And perhaps the terrifying privacy implications of such a system.
When I saw one on Facebook I was insulted, because Facebook thinks I am the kind of person who is so stupid they believe in them. You can write this of as not actual harm because it is only emotions, but it had a negative impact on me, which I consider actual harm.
The other issue is information leakage. If you want to show an article on your phone to a buddy you don't want the ads to be for adult diapers.
Advertisers and publishers don't really want tracking and data collection. It carries huge costs (technical as well as social) with very little benefit for advertising. Advertisers want statistically significant and unbiased population samples, and that's not something you can arrive at by blindly throwing more data at it.
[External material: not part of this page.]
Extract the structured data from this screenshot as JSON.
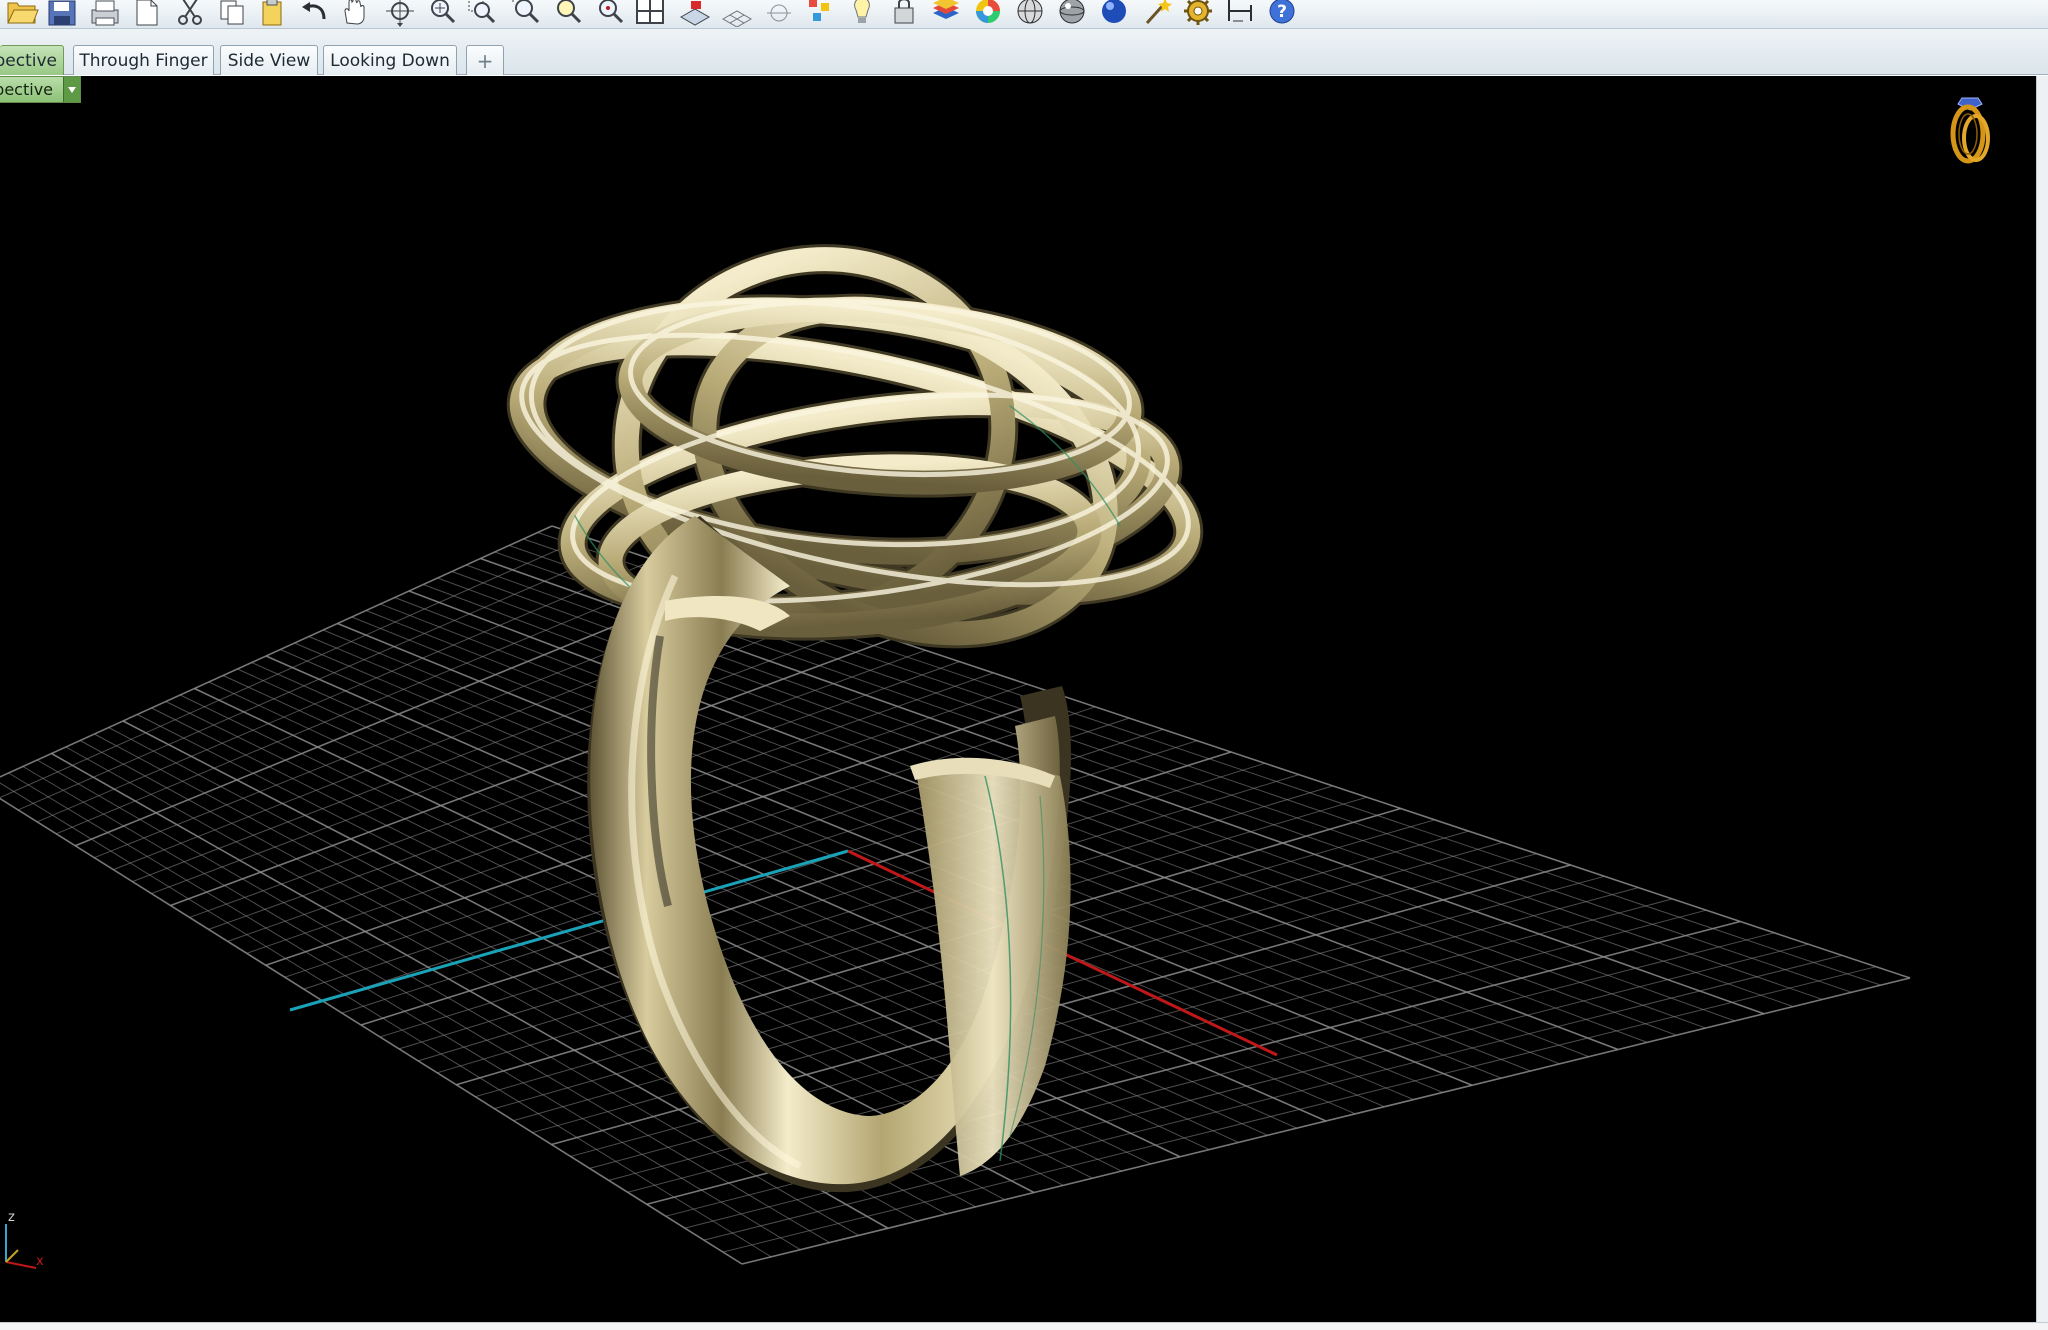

Data collection by Google et al., is really because they eventually want to pivot from adtech to govtech - think "social credit" or "Minority Report". From their vantage point of course it's a much more lucrative and advantageous place to be than a mere seller of internet clickbait.
Think about the “filter bubble” effect that we experience on platforms like YouTube where we are always being “recommended” content that confirms our pre-existing beliefs.
Targeted advertising is no different except that it follows you across multiple devices and multiple online platforms in order to sell your attention to the highest bidder.
This might be fine if you are a capable, healthy and intelligent individual seeing ads for computer parts or shoes. What about the recovering alcoholic who is being “targeted” by alcohol advertising? Or the homeless schizophrenic girl I worked with a while ago who couldn’t escape a constant barrage of ads for highly addictive online gambling products?
Our brains are all wired differently and not everyone has the same level of “free will” as you do. The entire purpose of the advertising industry is to push you away from reasoned decision making and towards compulsive consumption.
As adtech becomes better at exploiting our psychological weaknesses and influencing human behaviour, I worry that we will not only see an increase in negative outcomes for the most vulnerable among us - but also an increase in mental illness among the general population as our borderline, compulsive and narcissistic traits are enabled and encouraged by soulless algorithms.
The Cambridge analyticas and the Russian bots happened because the average internet user was not paying attention to ad tech.
We need better education around ad tech, we need more people to understand what these ad companies are enabling so more average internet users can stay better protected, and make better and more informed choices.
Kudos to you for your recovery and sobriety!
TLDR: The ad industry promotes shit content, finances fake news, and wastes my resources.
For myself, I enjoy their failures. It's better to be wrongly identified.
And that ad for adult diapers alongside another for a plausibly deniable grape de-seeding utensil... More entropy FTW!
> As described above, FLoC cohorts shouldn’t work as identifiers by themselves. However, any company able to identify a user in other ways—say, by offering “log in with Google” services to sites around the Internet—will be able to tie the information it learns from FLoC to the user’s profile.
I don't see why the existence of alcohol should mean SaaS software companies shouldn't be able to reach their target market with ads.
It sounds like from your experience, the concept of FLoC from the main article is exactly where Google and other want to be? They want legit population samples versus the ‘noise’ of huge amounts of random individual use data?
But when they are trying to market it to us as users, as a ‘privacy win’, that’s hard to swallow when you’re saying their end goal is some sort of ‘govtech’ or ‘social credit’ system.
Yes, if it can be made into some objective standard, and not just another "trust me, I'm Google".
> But when they are trying to market it to us as users, as a ‘privacy win’, that’s hard to swallow when you’re saying their end goal is some sort of ‘govtech’ or ‘social credit’ system.
Yes, because Google is not just an adtech company. Obviously they are more than that. (Or at least they want to be.)